S. L. La justice transitionnelle a largement recours aux politiques mémorielles, mais dans un ensemble de propositions et de mécanismes beaucoup plus large. La justice pénale classique sanctionne un vaincu, comme l’Allemagne nazie au sortir de la Seconde Guerre mondiale. La justice transitionnelle, elle, s’est développée après la guerre froide, lorsque les dictatures soutenues par l’URSS, en Europe centrale, et par les États-Unis, notamment en Amérique latine, ont laissé la place à des démocraties, sans qu’il y ait eu pour autant de victoire claire ni de réelle mobilisation populaire en faveur du principe démocratique. Les démocraties se sont mises en place parce qu’elles ont été négociées entre deux élites. Dans ce cadre-là, la justice ne peut pas prendre la forme d’une justice politique ou d’une justice pénale : plutôt que de chercher à sanctionner, elle est là pour favoriser le compromis et la réconciliation.
Et cela malgré les violences de masse dont se sont montrés responsables ces États ?
S. L. L’exemple de l’Afrique du Sud éclaire bien ce qui est en jeu. Le régime d’apartheid s’était rendu responsable de violences et d’injustices massives, qui avaient touché une grande majorité de la population. Lorsque le président de Klerk y met fin en 1991 et négocie avec le Congrès national africain (ANC) de Nelson Mandela, les deux parties s’entendent sur le principe d’une politique de réconciliation. La Commission de vérité et réconciliation (CVR), mise en place entre 1995 et 1998, s’appuie ainsi sur l’idée qu’il faut reconnaître les traumatismes des victimes, laisser celles-ci raconter ce qui leur est arrivé à eux ou à leurs proches, la façon dont ils en subissent encore les conséquences psychologiques, et mettre à leur écoute des gens chaleureux, bienveillants et conscients de leurs souffrances.
Tout cela est bel et bon. Mais si l’on fait un pas de côté, on constate que parler de traumatisme, et ne parler que de traumatisme, c’est aussi occulter tout le reste. Questionner une victime sur les conséquences de la violence physique, être sensible à son trauma, susciter l’émotion ou les larmes, c’est aussi refuser sa colère ou empêcher l’usage d’un langage politique pour qualifier ce qui s’est passé. En concentrant la compréhension de l’histoire sur ce que les personnes ressentent individuellement, on défait les liens politiques : on ne veut pas entendre la colère, les insultes, la désignation des bourreaux. De même, on veut parler d’actes de violence physique sur des personnes davantage que des injustices structurelles de l’apartheid, parce que, dans l’esprit des dirigeants, parler de ces dernières c’est entretenir le conflit.
Quel rôle joue ici la mémoire collective ?

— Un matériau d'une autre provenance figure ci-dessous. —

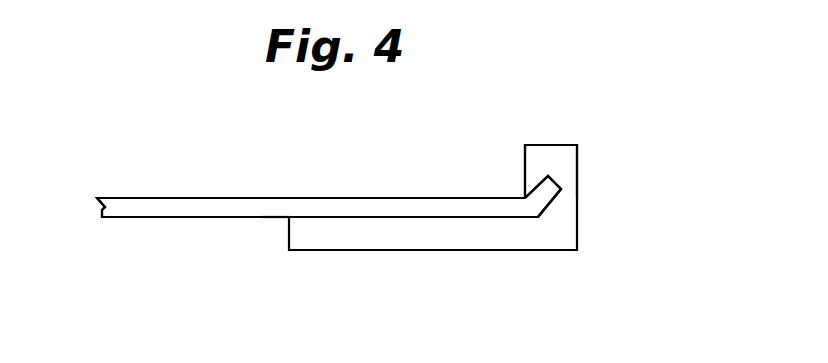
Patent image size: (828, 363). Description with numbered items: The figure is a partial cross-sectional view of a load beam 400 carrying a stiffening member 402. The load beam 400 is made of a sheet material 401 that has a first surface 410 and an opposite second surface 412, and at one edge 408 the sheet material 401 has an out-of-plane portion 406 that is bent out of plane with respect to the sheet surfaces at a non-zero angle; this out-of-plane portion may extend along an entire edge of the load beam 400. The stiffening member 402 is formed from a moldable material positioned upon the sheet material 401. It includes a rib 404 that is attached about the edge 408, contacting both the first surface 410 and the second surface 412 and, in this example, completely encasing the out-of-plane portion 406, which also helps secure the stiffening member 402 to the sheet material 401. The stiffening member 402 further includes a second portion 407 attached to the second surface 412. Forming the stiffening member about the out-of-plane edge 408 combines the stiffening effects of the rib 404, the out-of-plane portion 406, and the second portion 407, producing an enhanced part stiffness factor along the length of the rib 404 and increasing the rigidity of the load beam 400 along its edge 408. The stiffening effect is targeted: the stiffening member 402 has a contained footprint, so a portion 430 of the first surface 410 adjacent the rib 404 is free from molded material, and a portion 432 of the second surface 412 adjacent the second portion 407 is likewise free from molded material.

The load beam 400 is at (258, 114).
The sheet material 401 is at (158, 207).
The stiffening member 402 is at (577, 252).
The rib 404 is at (548, 152).
The out-of-plane portion 406 is at (541, 202).
The second portion 407 is at (420, 250).
The edge 408 is at (553, 192).
The first surface 410 is at (381, 197).
The second surface 412 is at (242, 217).
The portion of the first surface 430 is at (503, 198).
The portion of the second surface 432 is at (275, 219).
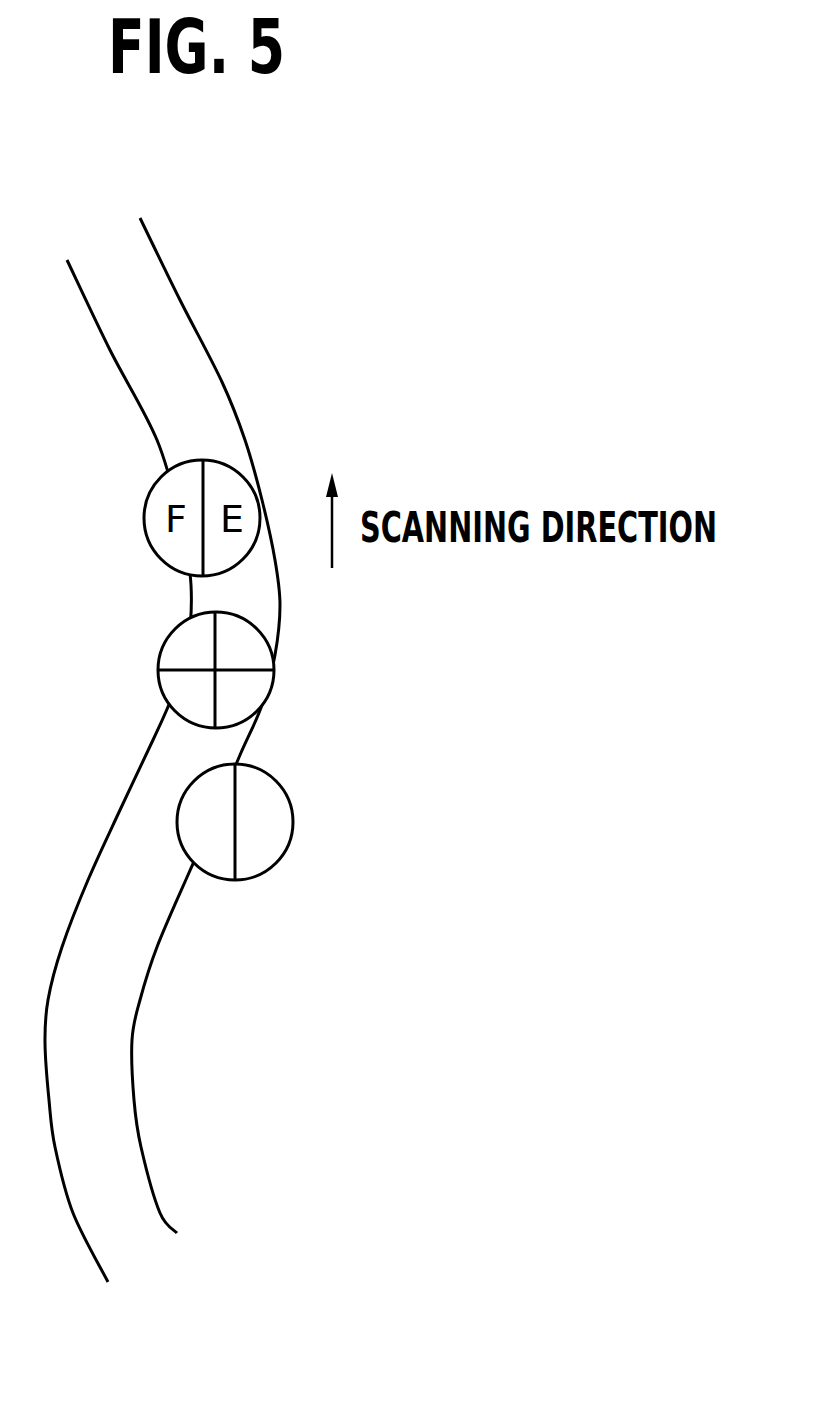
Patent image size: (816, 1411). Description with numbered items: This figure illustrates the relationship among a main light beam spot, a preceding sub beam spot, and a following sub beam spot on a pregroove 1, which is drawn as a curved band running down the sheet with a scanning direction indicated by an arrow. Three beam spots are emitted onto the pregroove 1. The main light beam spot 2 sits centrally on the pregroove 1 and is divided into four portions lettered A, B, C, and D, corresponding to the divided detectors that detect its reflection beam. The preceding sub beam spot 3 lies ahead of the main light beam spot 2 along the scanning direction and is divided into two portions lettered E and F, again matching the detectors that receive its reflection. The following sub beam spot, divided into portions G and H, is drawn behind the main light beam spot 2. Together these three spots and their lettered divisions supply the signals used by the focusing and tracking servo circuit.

The pregroove 1 is at (207, 398).
The main light beam spot 2 is at (160, 646).
The preceding sub beam spot 3 is at (292, 798).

S. L. Les commissions de vérité et de réconciliation, qui se sont multipliées depuis, reposent toujours sur ce principe : individualiser l’histoire, écouter les souffrances des victimes et imposer une symétrie entre les souffrances. Le recours à la mémoire collective, ou ce qu’on prétend être tel, renforce cette politique. Par exemple lorsqu’un chef d’État déclare : « Nous reconnaissons que ces personnes sont des victimes et qu’elles ont beaucoup souffert ». Les hommages, les musées, les commémorations, participent de la même volonté, avec souvent la marque du compromis : on inscrit les noms des victimes sur des mémoriaux, en les amenant ainsi à former une « communauté de victimes ».
La justice transitionnelle tend à affirmer une symétrie des victimes. En Argentine, par exemple, le premier gouvernement démocratique après la dictature militaire, en 1983, a demandé des poursuites pénales contre les deux acteurs de la violence politique, les militaires et des guérillas péronistes de gauche, en vertu de la théorie dite des deux démons.
Or, les deux démons en question n’avaient clairement pas les mêmes niveaux de responsabilité dans les violences, d’autant plus que la guérilla avait été très rapidement annihilée par le régime militaire. Mais ce récit collectif des deux démons permet d’identifier des victimes dans les deux camps. Le trauma, toutes les victimes l’ont en commun. La commission sud-africaine a ainsi écouté indistinctement les mères des militants de l’ANC et celles des soldats du régime d’apartheid.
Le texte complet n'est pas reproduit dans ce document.